Best of luck to you Al. I can't wait to hear all about this adventure.


----------



## longbowdave1 (Sep 7, 2013)

Have a great time Al! Wish I was going back to Colorado too. 

Prayers for a safe and sucessful hunt sent brother Al.


----------



## ngabowhunter (Sep 7, 2013)

Good luck Al!! Have fun and be safe. I'm looking forward to the pics and stories.


----------



## Munkywrench (Sep 7, 2013)

Good luck Mr. Al, you will have my prayers for a safe, successful and pain free hunt. 

May your sight be clear and your arrow fly true. 
Ad metam


----------



## Dennis (Sep 7, 2013)

I got a feeling my buddy is gonna get a elk.


----------



## Al33 (Sep 7, 2013)

Thanks guys!!!!

Got a call from our wrangler today and he worked three buglin' bulls yesterday at the same time. Had a 30 yard shot on a 4x4 but a bigger bull came in and ran him off. Tried to get a shot on the big boy but he just didn't offer a good shot angle. He said they were buglin' and chucklin' big time and expects we are going to hit the rut just perfect.


----------



## pine nut (Sep 7, 2013)

Best of Luck Al.  Get a big one and above all have a marvelous experience in the prettiest country imaginable!  Be safe!  Take a fish hook and some line!


----------



## Longstreet1 (Sep 7, 2013)

Good luck Al hope you get a big bull!!!!


----------



## Blueridge (Sep 7, 2013)

Prayers for you guys and good luck.


----------



## SquirrelBait (Sep 7, 2013)

Good Luck Al !!!!!


----------



## dutchman (Sep 7, 2013)

Best wishes for a safe trip and a productive hunt, Al.


----------



## Miguel Cervantes (Sep 7, 2013)

Can't wait to read the journal on this one Al. Prayers for a safe trip to and fro' and a highly successful hunt.


----------



## RPM (Sep 7, 2013)

Have a great trip Al!!!


----------



## charlie 2 arrow (Sep 7, 2013)

Good luck Al, can't wait to hear all about it!


----------



## chenryiv (Sep 7, 2013)

Can't wait to hear your hunting journal. Wish you & Doug the best of luck.  "May the good lord be your outtfitter and guide you to always shoot straight and the trophies you pursue be worthy of the book"


----------



## Nicodemus (Sep 7, 2013)

The best of luck and be safe!


----------



## Rix56 (Sep 7, 2013)

Have a great, fun, safe adventure, know I'll be praying for all you guys.


----------



## Clipper (Sep 8, 2013)

Godspeed to you all.  May the wind be in your face and your arrows fly where you look!


----------



## baldfish (Sep 8, 2013)

Good luck Al
May God smile on you during this hunt


----------



## dm/wolfskin (Sep 8, 2013)

Good luck Al. Mike


----------



## frankwright (Sep 8, 2013)

Good Luck and I will pray for your safety and success.
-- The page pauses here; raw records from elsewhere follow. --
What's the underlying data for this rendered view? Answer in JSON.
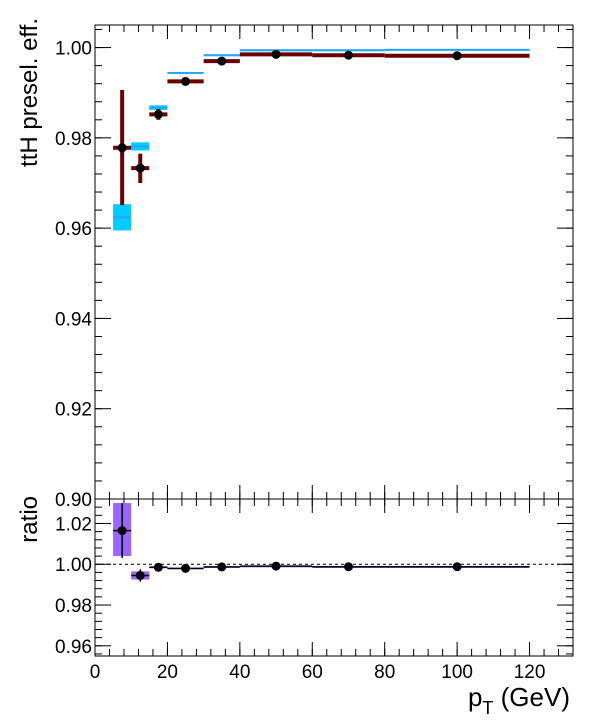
{
  "chart_data": {
    "type": "scatter",
    "x_axis": {
      "label": "p",
      "label_sub": "T",
      "label_units": " (GeV)",
      "range": [
        0,
        132
      ],
      "major_ticks": [
        0,
        20,
        40,
        60,
        80,
        100,
        120
      ],
      "tick_labels": [
        "0",
        "20",
        "40",
        "60",
        "80",
        "100",
        "120"
      ],
      "minor_step": 4
    },
    "top_panel": {
      "ylabel": "ttH presel. eff.",
      "ylim": [
        0.9,
        1.005
      ],
      "major_ticks": [
        0.9,
        0.92,
        0.94,
        0.96,
        0.98,
        1.0
      ],
      "tick_labels": [
        "0.90",
        "0.92",
        "0.94",
        "0.96",
        "0.98",
        "1.00"
      ],
      "minor_step": 0.004,
      "series": [
        {
          "role": "reference-band",
          "color": "#00ccff",
          "bins": [
            {
              "x_lo": 5,
              "x_hi": 10,
              "y_lo": 0.9595,
              "y_hi": 0.9653
            },
            {
              "x_lo": 10,
              "x_hi": 15,
              "y_lo": 0.9772,
              "y_hi": 0.979
            },
            {
              "x_lo": 15,
              "x_hi": 20,
              "y_lo": 0.9862,
              "y_hi": 0.9872
            },
            {
              "x_lo": 20,
              "x_hi": 30,
              "y_lo": 0.9942,
              "y_hi": 0.9946
            },
            {
              "x_lo": 30,
              "x_hi": 40,
              "y_lo": 0.9982,
              "y_hi": 0.9985
            },
            {
              "x_lo": 40,
              "x_hi": 60,
              "y_lo": 0.9993,
              "y_hi": 0.9996
            },
            {
              "x_lo": 60,
              "x_hi": 80,
              "y_lo": 0.9993,
              "y_hi": 0.9996
            },
            {
              "x_lo": 80,
              "x_hi": 120,
              "y_lo": 0.9994,
              "y_hi": 0.9997
            }
          ],
          "line_color": "#3399ff"
        },
        {
          "role": "measurement",
          "band_color": "#6a0000",
          "marker_color": "#000000",
          "points": [
            {
              "x": 7.5,
              "x_lo": 5,
              "x_hi": 10,
              "y": 0.9778,
              "y_lo": 0.9651,
              "y_hi": 0.9906
            },
            {
              "x": 12.5,
              "x_lo": 10,
              "x_hi": 15,
              "y": 0.9733,
              "y_lo": 0.97,
              "y_hi": 0.9765
            },
            {
              "x": 17.5,
              "x_lo": 15,
              "x_hi": 20,
              "y": 0.9852,
              "y_lo": 0.984,
              "y_hi": 0.9864
            },
            {
              "x": 25,
              "x_lo": 20,
              "x_hi": 30,
              "y": 0.9925,
              "y_lo": 0.9921,
              "y_hi": 0.9929
            },
            {
              "x": 35,
              "x_lo": 30,
              "x_hi": 40,
              "y": 0.997,
              "y_lo": 0.9967,
              "y_hi": 0.9973
            },
            {
              "x": 50,
              "x_lo": 40,
              "x_hi": 60,
              "y": 0.9985,
              "y_lo": 0.9983,
              "y_hi": 0.9987
            },
            {
              "x": 70,
              "x_lo": 60,
              "x_hi": 80,
              "y": 0.9983,
              "y_lo": 0.9981,
              "y_hi": 0.9985
            },
            {
              "x": 100,
              "x_lo": 80,
              "x_hi": 120,
              "y": 0.9982,
              "y_lo": 0.998,
              "y_hi": 0.9984
            }
          ]
        }
      ]
    },
    "ratio_panel": {
      "ylabel": "ratio",
      "ylim": [
        0.955,
        1.032
      ],
      "major_ticks": [
        0.96,
        0.98,
        1.0,
        1.02
      ],
      "tick_labels": [
        "0.96",
        "0.98",
        "1.00",
        "1.02"
      ],
      "minor_step": 0.004,
      "reference_line": 1.0,
      "band_color": "#9966ff",
      "points": [
        {
          "x": 7.5,
          "x_lo": 5,
          "x_hi": 10,
          "y": 1.0165,
          "y_lo": 1.003,
          "y_hi": 1.03,
          "band_lo": 1.004,
          "band_hi": 1.03
        },
        {
          "x": 12.5,
          "x_lo": 10,
          "x_hi": 15,
          "y": 0.9945,
          "y_lo": 0.9915,
          "y_hi": 0.9975,
          "band_lo": 0.9925,
          "band_hi": 0.9965
        },
        {
          "x": 17.5,
          "x_lo": 15,
          "x_hi": 20,
          "y": 0.9985,
          "y_lo": 0.9975,
          "y_hi": 0.9995,
          "band_lo": 0.998,
          "band_hi": 0.999
        },
        {
          "x": 25,
          "x_lo": 20,
          "x_hi": 30,
          "y": 0.998,
          "y_lo": 0.9975,
          "y_hi": 0.9985,
          "band_lo": 0.9978,
          "band_hi": 0.9982
        },
        {
          "x": 35,
          "x_lo": 30,
          "x_hi": 40,
          "y": 0.9987,
          "y_lo": 0.9983,
          "y_hi": 0.9991,
          "band_lo": 0.9985,
          "band_hi": 0.9989
        },
        {
          "x": 50,
          "x_lo": 40,
          "x_hi": 60,
          "y": 0.9991,
          "y_lo": 0.9989,
          "y_hi": 0.9993,
          "band_lo": 0.999,
          "band_hi": 0.9992
        },
        {
          "x": 70,
          "x_lo": 60,
          "x_hi": 80,
          "y": 0.9988,
          "y_lo": 0.9986,
          "y_hi": 0.999,
          "band_lo": 0.9987,
          "band_hi": 0.9989
        },
        {
          "x": 100,
          "x_lo": 80,
          "x_hi": 120,
          "y": 0.9988,
          "y_lo": 0.9986,
          "y_hi": 0.999,
          "band_lo": 0.9987,
          "band_hi": 0.9989
        }
      ]
    },
    "grid": false,
    "legend": "none"
  }
}
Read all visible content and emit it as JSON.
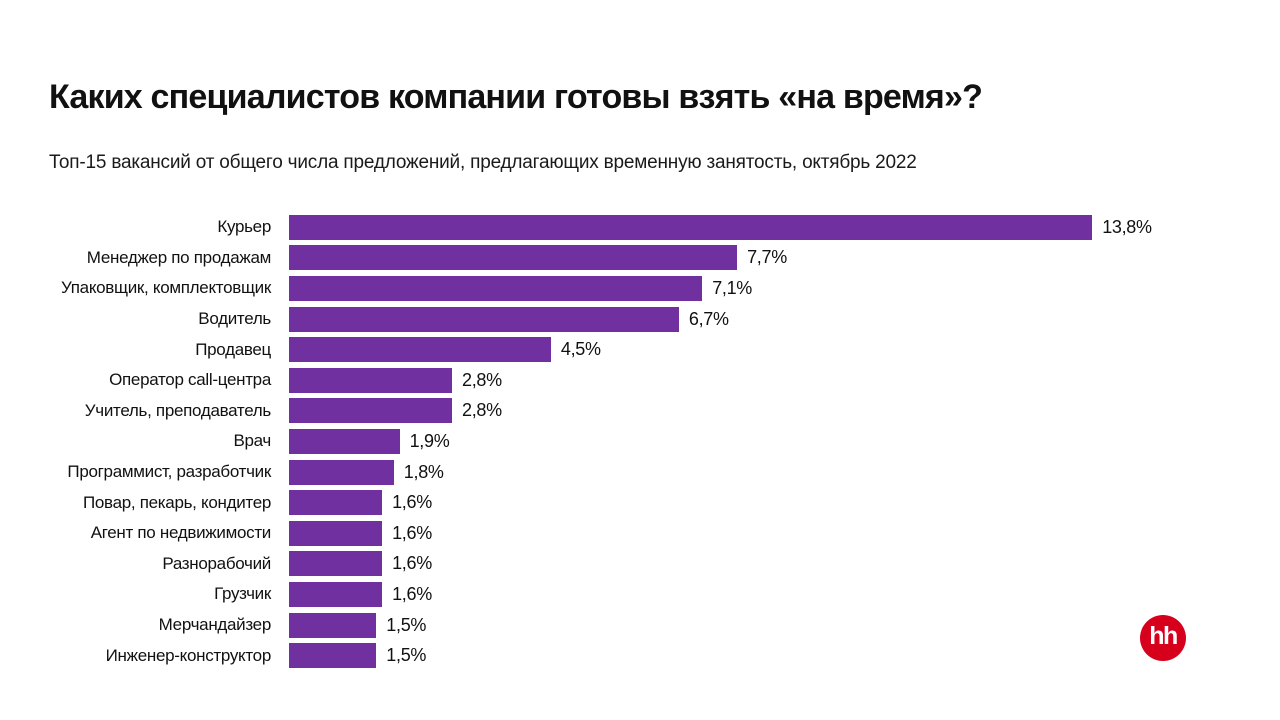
{
  "header": {
    "title": "Каких специалистов компании готовы взять «на время»?",
    "subtitle": "Топ-15 вакансий от общего числа предложений, предлагающих временную занятость, октябрь 2022"
  },
  "chart_data": {
    "type": "bar",
    "orientation": "horizontal",
    "title": "Каких специалистов компании готовы взять «на время»?",
    "subtitle": "Топ-15 вакансий от общего числа предложений, предлагающих временную занятость, октябрь 2022",
    "categories": [
      "Курьер",
      "Менеджер по продажам",
      "Упаковщик, комплектовщик",
      "Водитель",
      "Продавец",
      "Оператор call-центра",
      "Учитель, преподаватель",
      "Врач",
      "Программист, разработчик",
      "Повар, пекарь, кондитер",
      "Агент по недвижимости",
      "Разнорабочий",
      "Грузчик",
      "Мерчандайзер",
      "Инженер-конструктор"
    ],
    "values": [
      13.8,
      7.7,
      7.1,
      6.7,
      4.5,
      2.8,
      2.8,
      1.9,
      1.8,
      1.6,
      1.6,
      1.6,
      1.6,
      1.5,
      1.5
    ],
    "value_labels": [
      "13,8%",
      "7,7%",
      "7,1%",
      "6,7%",
      "4,5%",
      "2,8%",
      "2,8%",
      "1,9%",
      "1,8%",
      "1,6%",
      "1,6%",
      "1,6%",
      "1,6%",
      "1,5%",
      "1,5%"
    ],
    "unit": "%",
    "xlim": [
      0,
      14
    ],
    "grid": false,
    "legend": false,
    "value_label_position": "end-of-bar",
    "bar_color": "#7030a0"
  },
  "logo": {
    "text": "hh",
    "bg_color": "#d6001c",
    "text_color": "#ffffff"
  }
}
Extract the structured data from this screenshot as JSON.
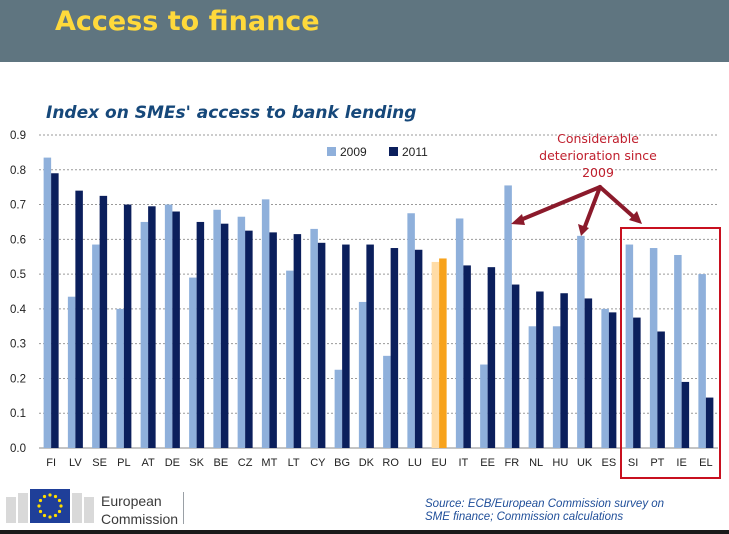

We want to hear all the details when you get back.


----------



## TNGIRL (Sep 8, 2013)

Have a safe and fun trip!!!!! (did you pack clean underware??????)


----------



## Bonaire-Dave (Sep 8, 2013)

Have fun and bring Elk burgers to NGT Jan. shoot. Dave


----------



## tradhunter98 (Sep 8, 2013)

Good luck Mr.Al !!!!!


----------



## mudcreek (Sep 8, 2013)

Prayers and Godspeed to you


----------



## Al33 (Sep 8, 2013)

Thanks again everyone. Everything loaded up so we are on schedule for departure. I'll be reporting in via iphone as signals and time permit but will not have a signal where we will be hunting.


----------



## T.P. (Sep 8, 2013)

Good luck, Al! Will be following this one closely!


----------



## BornToHuntAndFish (Sep 8, 2013)

Hope ya'll get lots of up close & personal encounters with big bulls in bow range.  We will be keeping you & your crew in our thoughts & prayers.  Looking forward to your updates.  Have a safe fun trip.


----------



## Barry Duggan (Sep 8, 2013)

Sure hope the big man smiles upon you Al.


----------



## Al33 (Sep 9, 2013)

Goon' to Kansas City, Kansas City here we come.  left Scarietta at 6:40. Hope to be in KC by 8.


----------



## fredw (Sep 9, 2013)

Best of luck Al.

I'll be following with great interest.


----------



## 308-MIKE (Sep 9, 2013)

good luck boys. have fun be safe. save me an elk ribeye.


----------



## 2wheelfoster (Sep 9, 2013)

Best of luck Al! I can't wait to read the posts about your hunt. I will be praying for a safe trip and a successful hunt!!!


----------



## Al33 (Sep 9, 2013)

Just passed thru Padukah, Ky. Going over the Ohio River. Did'nt see no gators.


----------



## lagrangedave (Sep 9, 2013)

Good luck Al. Be safe.


----------



## Jake Allen (Sep 9, 2013)

This is awesome. I am excited for you all, even for Phil.


----------



## PassingThrough (Sep 9, 2013)

Good Luck and shoot straight. Look forward to the stories. Travel safe!


----------



## pnome (Sep 9, 2013)

Good luck Al and crew!  Safe travels and a happy hunt!


----------



## Al33 (Sep 9, 2013)

North of St. Louis and 97 degrees.


----------



## Lorren68 (Sep 9, 2013)

May the LORD watch over you as you and your friends enjoy an adventure.  I will pray for your safe return, and a sucessful hunt.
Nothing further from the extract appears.